South African claims he will be deported as British wife earns too little

His wife said: 'I'm not so proud to be British now'

A South African accused the UK immigration authorities of acting against the interests of their own citizens yesterday after he lost his battle to remain in the country with his British wife and 18-month-old daughter.

Michael Engel, 31, faces deportation in less than a month, after losing his final attempt to remain in the  country on human-rights grounds to avoid the break-up of his family.

He claimed that he had previously been refused the right to stay in the country because his then-pregnant wife did not earn the £18,600 a year needed under 2012 rules, aimed at preventing foreign spouses from becoming dependent on UK taxpayers.

But following the birth of their daughter last year, Natalie Engel earned nearly £20,000 in 2014 from her craft-and-design business but a judge considered her earnings to remain as “minimal”  as he refused Mr Engel’s application to stay. The Home Office said yesterday that the decision to refuse his application was not based on minimum earnings.

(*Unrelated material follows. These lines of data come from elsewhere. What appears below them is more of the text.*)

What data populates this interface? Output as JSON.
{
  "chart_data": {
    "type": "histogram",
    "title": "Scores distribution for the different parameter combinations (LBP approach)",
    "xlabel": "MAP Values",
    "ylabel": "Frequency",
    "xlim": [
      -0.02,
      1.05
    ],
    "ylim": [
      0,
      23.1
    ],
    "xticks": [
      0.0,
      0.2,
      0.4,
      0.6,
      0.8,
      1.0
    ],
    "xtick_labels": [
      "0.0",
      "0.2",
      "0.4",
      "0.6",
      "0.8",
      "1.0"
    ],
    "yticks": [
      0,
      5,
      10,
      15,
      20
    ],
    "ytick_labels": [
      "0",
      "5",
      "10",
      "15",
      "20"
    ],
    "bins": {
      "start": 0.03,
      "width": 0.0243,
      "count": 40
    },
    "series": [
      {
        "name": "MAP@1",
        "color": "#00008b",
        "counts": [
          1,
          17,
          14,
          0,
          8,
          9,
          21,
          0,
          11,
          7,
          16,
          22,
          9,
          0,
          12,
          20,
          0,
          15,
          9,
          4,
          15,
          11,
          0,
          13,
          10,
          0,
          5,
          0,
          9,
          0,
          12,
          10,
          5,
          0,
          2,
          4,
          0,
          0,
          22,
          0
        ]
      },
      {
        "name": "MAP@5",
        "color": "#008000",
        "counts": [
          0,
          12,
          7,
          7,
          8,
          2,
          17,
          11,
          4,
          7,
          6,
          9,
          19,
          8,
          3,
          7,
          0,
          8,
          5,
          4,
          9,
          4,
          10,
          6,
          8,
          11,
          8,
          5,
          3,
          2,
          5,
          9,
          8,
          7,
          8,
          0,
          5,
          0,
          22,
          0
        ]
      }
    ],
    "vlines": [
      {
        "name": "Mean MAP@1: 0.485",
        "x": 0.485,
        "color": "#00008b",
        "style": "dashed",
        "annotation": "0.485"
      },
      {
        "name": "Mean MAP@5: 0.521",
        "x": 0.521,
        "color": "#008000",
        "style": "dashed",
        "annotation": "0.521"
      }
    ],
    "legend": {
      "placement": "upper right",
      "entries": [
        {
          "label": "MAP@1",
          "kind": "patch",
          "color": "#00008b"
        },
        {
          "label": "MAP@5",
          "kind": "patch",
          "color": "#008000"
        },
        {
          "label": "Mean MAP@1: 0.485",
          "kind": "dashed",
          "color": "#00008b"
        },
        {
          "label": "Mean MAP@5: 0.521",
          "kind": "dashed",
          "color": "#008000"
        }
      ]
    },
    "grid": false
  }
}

Mr Engel, a yacht engineer who works in a café, said  that the family are all now likely to return to his native South Africa.

 

“It was just a massive shock,” Mr Engel said. “We’re just shell-shocked about it all. This is absolutely crazy – it’s an attack on British citizens.”

Mr Engel said that “plan B” was to move to mainland Europe to live for six months before returning to Britain to exploit a potential loophole identified by David Cameron in an immigration speech  last month.

Mr Cameron said that it was an “extraordinary situation” that it was easier for an EU citizen to bring a non-EU spouse to Britain than it was for a British citizen to do the same. “At the moment, if a British citizen wants to bring, say, a South American partner to the UK, then we ask for proof that they meet an income threshold and can speak English,” he said.

“But EU law means we cannot apply these tests to EU migrants. Their partners can just come straight into our country without any proper controls at all.” He claimed that the loophole was responsible for most of the 4,000 bogus marriages that took place in Britain every year.

Mr Engel and his wife met on a cruise in 2009 and lived in South Africa for four  years before they moved to Britain and settled in Polzeath in Cornwall.

In his ruling, Judge Michael Wilson said that while Mr Engel has the right of a private and family life with his wife and his daughter, Nyana, he did not have the automatic right to do that in the UK. “I consider her [Nyana] to be young enough to easily adapt to life there,” he said.

A Home Office spokesman said: “All applications are considered on their individual merits and in line with the immigration rules.”